Win sat quietly beside Merripen. She listened as the men talked, but she was also busy taking in her surroundings. The vardo was old but scrupulously maintained, the interior clean and tidy. A faint, crisp scent of smoke seemed to emanate from the walls, the boards seasoned by thousands of meals that had been prepared in the vehicle. Children played outside, laughing and quarreling. It was odd to think that this caravan was a family's only refuge from the outside world. The lack of sheltered space compelled the tribe to live mostly out-of-doors. As foreign as that idea was, there was a kind of freedom in it.
It was possible to imagine Cam taking to this way of life, adapting to it, but not Kev. There would always be something in him that would drive him to control and master his surroundings. To build, to organize. Having lived with her kind for so long, he had come to understand them. And in understanding them, he had become more like them.
She wondered how he felt at having his Romany past finally uncovered, the mysteries explained. He seemed perfectly calm and controlled, but it would be unsettling for anyone to experience this.
"… with all the time that has passed," Cam was saying, "I wonder if there's still danger to us? And is our father still alive?"

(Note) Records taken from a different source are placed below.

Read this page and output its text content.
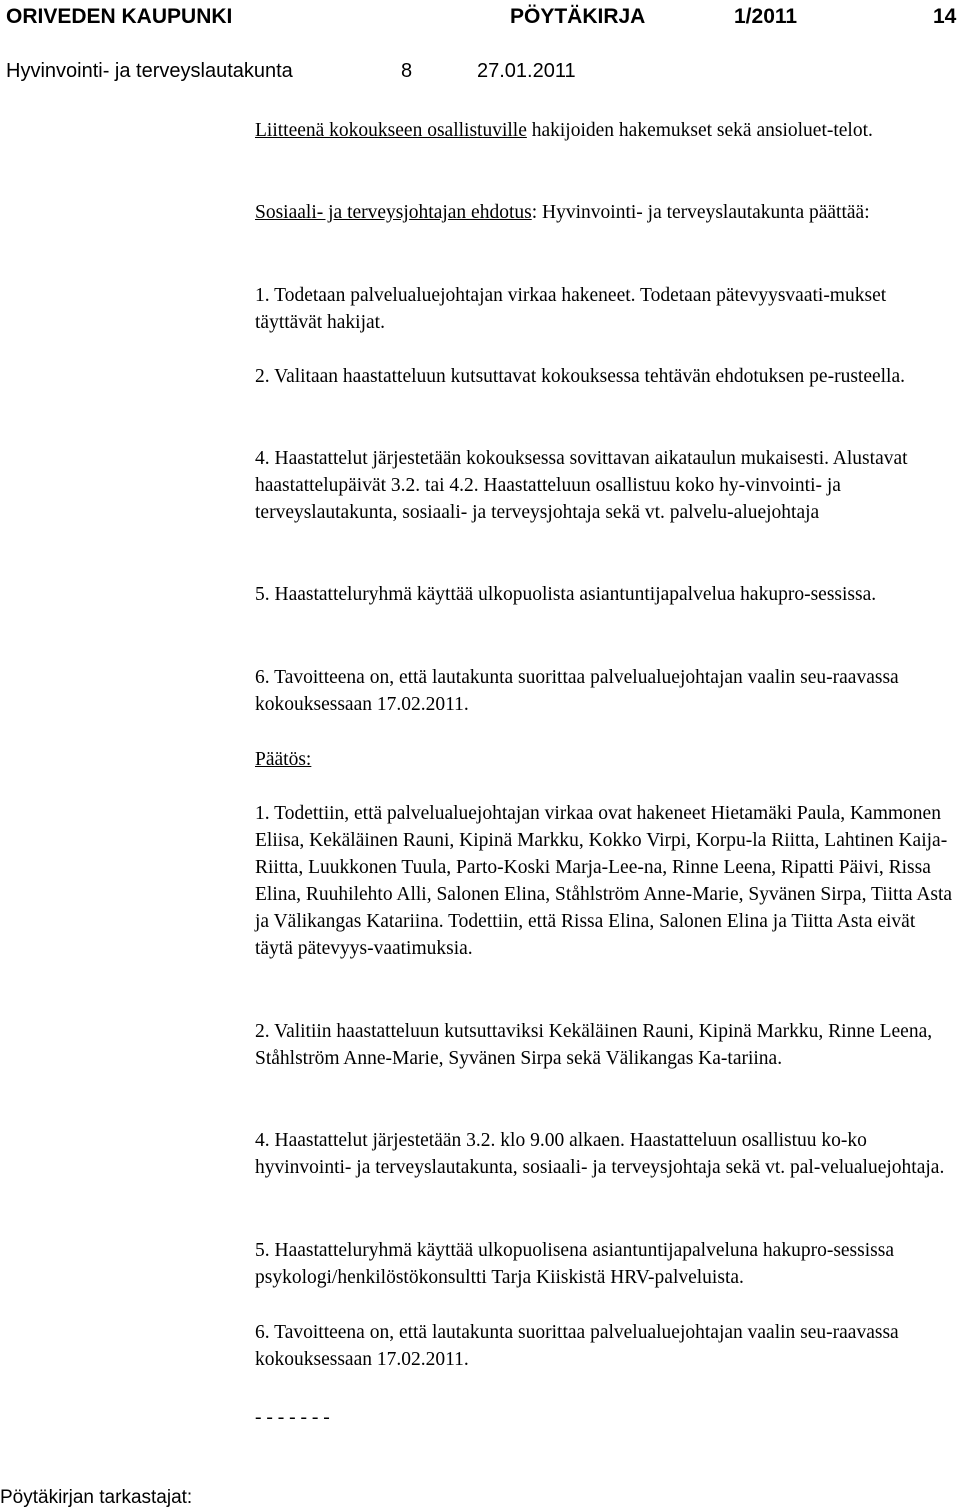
ORIVEDEN KAUPUNKI	PÖYTÄKIRJA	1/2011	14
Hyvinvointi- ja terveyslautakunta	8	27.01.2011
Liitteenä kokoukseen osallistuville hakijoiden hakemukset sekä ansioluet-telot.
Sosiaali- ja terveysjohtajan ehdotus: Hyvinvointi- ja terveyslautakunta päättää:
1. Todetaan palvelualuejohtajan virkaa hakeneet. Todetaan pätevyysvaati-mukset täyttävät hakijat.
2. Valitaan haastatteluun kutsuttavat kokouksessa tehtävän ehdotuksen pe-rusteella.
4. Haastattelut järjestetään kokouksessa sovittavan aikataulun mukaisesti. Alustavat haastattelupäivät 3.2. tai 4.2. Haastatteluun osallistuu koko hy-vinvointi- ja terveyslautakunta, sosiaali- ja terveysjohtaja sekä vt. palvelu-aluejohtaja
5. Haastatteluryhmä käyttää ulkopuolista asiantuntijapalvelua hakupro-sessissa.
6. Tavoitteena on, että lautakunta suorittaa palvelualuejohtajan vaalin seu-raavassa kokouksessaan 17.02.2011.
Päätös:
1. Todettiin, että palvelualuejohtajan virkaa ovat hakeneet Hietamäki Paula, Kammonen Eliisa, Kekäläinen Rauni, Kipinä Markku, Kokko Virpi, Korpu-la Riitta, Lahtinen Kaija-Riitta, Luukkonen Tuula, Parto-Koski Marja-Lee-na, Rinne Leena, Ripatti Päivi, Rissa Elina, Ruuhilehto Alli, Salonen Elina, Ståhlström Anne-Marie, Syvänen Sirpa, Tiitta Asta ja Välikangas Katariina. Todettiin, että Rissa Elina, Salonen Elina ja Tiitta Asta eivät täytä pätevyys-vaatimuksia.
2. Valitiin haastatteluun kutsuttaviksi Kekäläinen Rauni, Kipinä Markku, Rinne Leena, Ståhlström Anne-Marie, Syvänen Sirpa sekä Välikangas Ka-tariina.
4. Haastattelut järjestetään 3.2. klo 9.00 alkaen. Haastatteluun osallistuu ko-ko hyvinvointi- ja terveyslautakunta, sosiaali- ja terveysjohtaja sekä vt. pal-velualuejohtaja.
5. Haastatteluryhmä käyttää ulkopuolisena asiantuntijapalveluna hakupro-sessissa psykologi/henkilöstökonsultti Tarja Kiiskistä HRV-palveluista.
6. Tavoitteena on, että lautakunta suorittaa palvelualuejohtajan vaalin seu-raavassa kokouksessaan 17.02.2011.
- - - - - - -
Pöytäkirjan tarkastajat:
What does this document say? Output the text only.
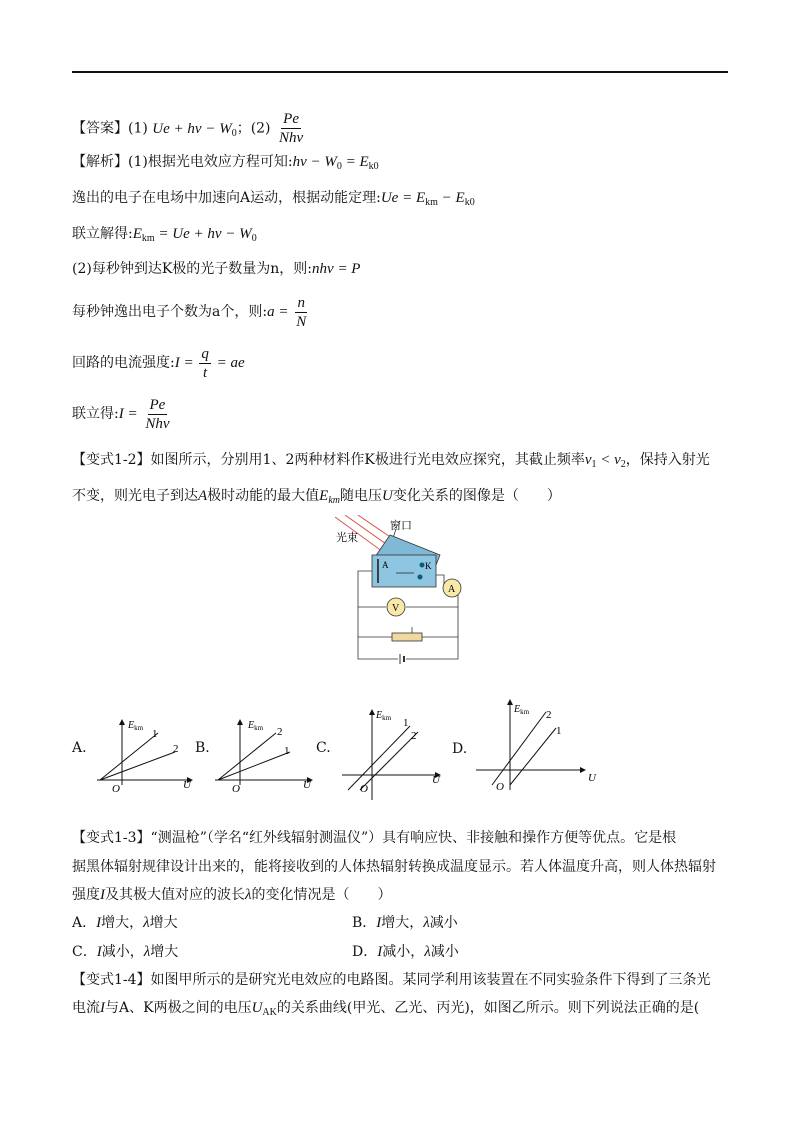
【答案】(1) $Ue + h\nu - W_0$；$(2) \frac{Pe}{\text{Nhν}}$
【解析】(1)根据光电效应方程可知:hν − $W_0 = E_{k0}$
逸出的电子在电场中加速向A运动，根据动能定理:Ue = $E_{km} - E_{k0}$
联立解得$:E_{km} = Ue + h\nu - W_0$
(2)每秒钟到达K极的光子数量为n，则:nhν = P
每秒钟逸出电子个数为a个，则:a = $\frac{n}{N}$
回路的电流强度:I = $\frac{q}{t}$ = ae
联立得:I = $\frac{Pe}{\text{Nhν}}$
【变式1-2】如图所示，分别用1、2两种材料作K极进行光电效应探究，其截止频率$\nu_1 < \nu_2$，保持入射光
不变，则光电子到达A极时动能的最大值$E_{km}$随电压U变化关系的图像是（　　）
光束
窗口
A	K
A
V
A.
$E_{km}$
U
O
1
2 B.
$E_{km}$
U
O
2
1 C.
$E_{km}$
U
O
1
2
D.
$E_{km}$
U
O
2
1
【变式1-3】“测温枪”（学名“红外线辐射测温仪”）具有响应快、非接触和操作方便等优点。它是根
据黑体辐射规律设计出来的，能将接收到的人体热辐射转换成温度显示。若人体温度升高，则人体热辐射
强度I及其极大值对应的波长λ的变化情况是（　　）
A．I增大，λ增大	B．I增大，λ减小
C．I减小，λ增大	D．I减小，λ减小
【变式1-4】如图甲所示的是研究光电效应的电路图。某同学利用该装置在不同实验条件下得到了三条光
电流I与A、K两极之间的电压$U_{AK}$的关系曲线(甲光、乙光、丙光)，如图乙所示。则下列说法正确的是(
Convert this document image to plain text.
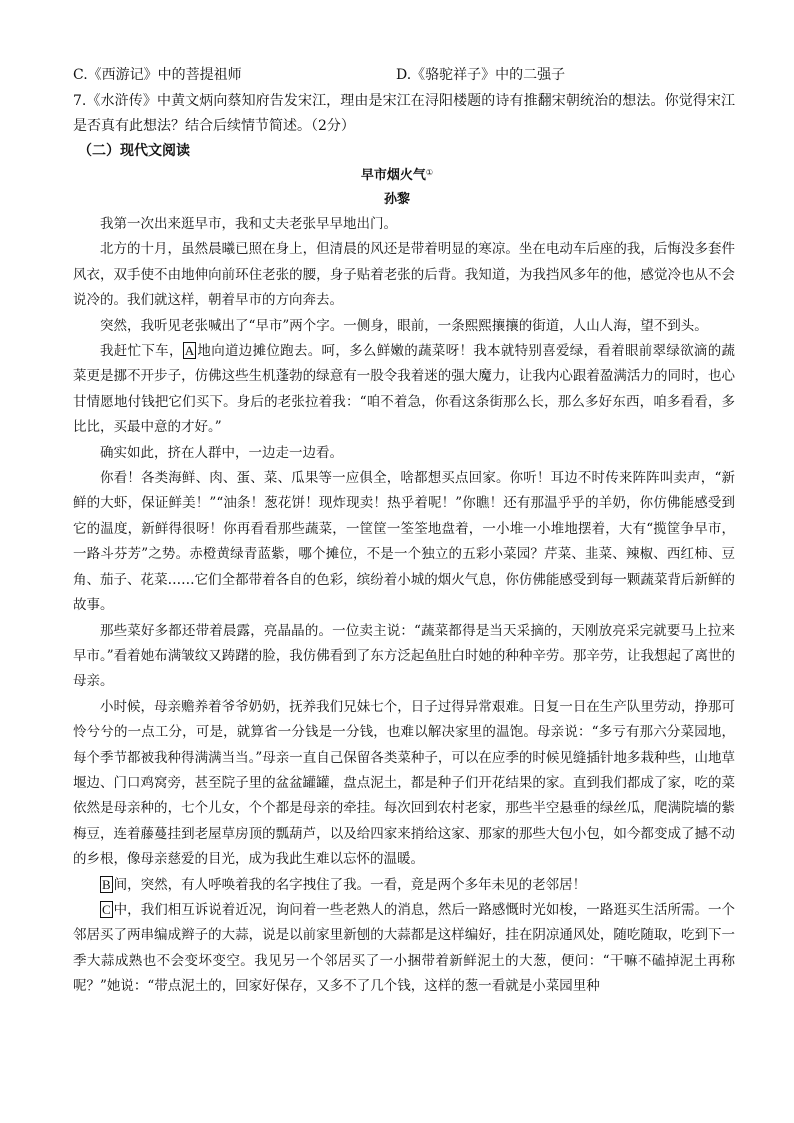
C.《西游记》中的菩提祖师	D.《骆驼祥子》中的二强子
7.《水浒传》中黄文炳向蔡知府告发宋江，理由是宋江在浔阳楼题的诗有推翻宋朝统治的想法。你觉得宋江是否真有此想法？结合后续情节简述。（2分）
（二）现代文阅读
早市烟火气①
孙黎

我第一次出来逛早市，我和丈夫老张早早地出门。

北方的十月，虽然晨曦已照在身上，但清晨的风还是带着明显的寒凉。坐在电动车后座的我，后悔没多套件风衣，双手使不由地伸向前环住老张的腰，身子贴着老张的后背。我知道，为我挡风多年的他，感觉冷也从不会说冷的。我们就这样，朝着早市的方向奔去。

突然，我听见老张喊出了“早市”两个字。一侧身，眼前，一条熙熙攘攘的街道，人山人海，望不到头。

我赶忙下车， A 地向道边摊位跑去。呵，多么鲜嫩的蔬菜呀！我本就特别喜爱绿，看着眼前翠绿欲滴的蔬菜更是挪不开步子，仿佛这些生机蓬勃的绿意有一股令我着迷的强大魔力，让我内心跟着盈满活力的同时，也心甘情愿地付钱把它们买下。身后的老张拉着我：“咱不着急，你看这条街那么长，那么多好东西，咱多看看，多比比，买最中意的才好。”

确实如此，挤在人群中，一边走一边看。

你看！各类海鲜、肉、蛋、菜、瓜果等一应俱全，啥都想买点回家。你听！耳边不时传来阵阵叫卖声，“新鲜的大虾，保证鲜美！”“油条！葱花饼！现炸现卖！热乎着呢！”你瞧！还有那温乎乎的羊奶，你仿佛能感受到它的温度，新鲜得很呀！你再看看那些蔬菜，一筐筐一筌筌地盘着，一小堆一小堆地摆着，大有“揽筐争早市，一路斗芬芳”之势。赤橙黄绿青蓝紫，哪个摊位，不是一个独立的五彩小菜园？芹菜、韭菜、辣椒、西红柿、豆角、茄子、花菜……它们全都带着各自的色彩，缤纷着小城的烟火气息，你仿佛能感受到每一颗蔬菜背后新鲜的故事。

那些菜好多都还带着晨露，亮晶晶的。一位卖主说：“蔬菜都得是当天采摘的，天刚放亮采完就要马上拉来早市。”看着她布满皱纹又踌躇的脸，我仿佛看到了东方泛起鱼肚白时她的种种辛劳。那辛劳，让我想起了离世的母亲。

小时候，母亲赡养着爷爷奶奶，抚养我们兄妹七个，日子过得异常艰难。日复一日在生产队里劳动，挣那可怜兮兮的一点工分，可是，就算省一分钱是一分钱，也难以解决家里的温饱。母亲说：“多亏有那六分菜园地，每个季节都被我种得满满当当。”母亲一直自己保留各类菜种子，可以在应季的时候见缝插针地多栽种些，山地草堰边、门口鸡窝旁，甚至院子里的盆盆罐罐，盘点泥土，都是种子们开花结果的家。直到我们都成了家，吃的菜依然是母亲种的，七个儿女，个个都是母亲的牵挂。每次回到农村老家，那些半空悬垂的绿丝瓜，爬满院墙的紫梅豆，连着藤蔓挂到老屋草房顶的瓢葫芦，以及给四家来捎给这家、那家的那些大包小包，如今都变成了撼不动的乡根，像母亲慈爱的目光，成为我此生难以忘怀的温暖。

B 间，突然，有人呼唤着我的名字拽住了我。一看，竟是两个多年未见的老邻居！

C 中，我们相互诉说着近况，询问着一些老熟人的消息，然后一路感慨时光如梭，一路逛买生活所需。一个邻居买了两串编成辫子的大蒜，说是以前家里新刨的大蒜都是这样编好，挂在阴凉通风处，随吃随取，吃到下一季大蒜成熟也不会变坏变空。我见另一个邻居买了一小捆带着新鲜泥土的大葱，便问：“干嘛不磕掉泥土再称呢？”她说：“带点泥土的，回家好保存，又多不了几个钱，这样的葱一看就是小菜园里种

"It would be easy enough to find out," Merripen replied, and added darkly, "He probably wouldn't be happy to find out that we were still alive."
"You're more or less safe as long as you remain Roma," Noah said. "But if Kev reveals himself as the Cavan heir and tries to claim the title, there could be trouble."
Merripen looked scornful. "Why would I do that?"
Noah shrugged. "No Rom would. But you are half gadjo."
"I don't want the title or what comes with it," Merripen said firmly. "And I want nothing to do with the Coles, Lord Cavan, or anything Irish."
"And ignore half of yourself?" Cam asked.
"I've spent most of life not knowing about my Irish half. It will be no problem to ignore it now."
A Romany boy came to the vardo to let them know that the sling had been finished.
"Good," Merripen said decisively. "I'll help him outside, and he-"
"Oh no," Cam said, scowling. "There is no possible way I'm going to let myself be carried in a sling to Ramsay House."
Merripen gave him a sardonic glance. "How are you planning to get there?"
"I'll ride."
Merripen's brows lowered. "You're in no condition to ride. You'll fall and break your neck."
"I can do it," Cam insisted stubbornly. "It's not far." "You'll fall off the horse!"
"I'm not going in the bloody sling. It would frighten Amelia."
"You're not worried about Amelia nearly so much as your own pride. You'll be carried, and that's final."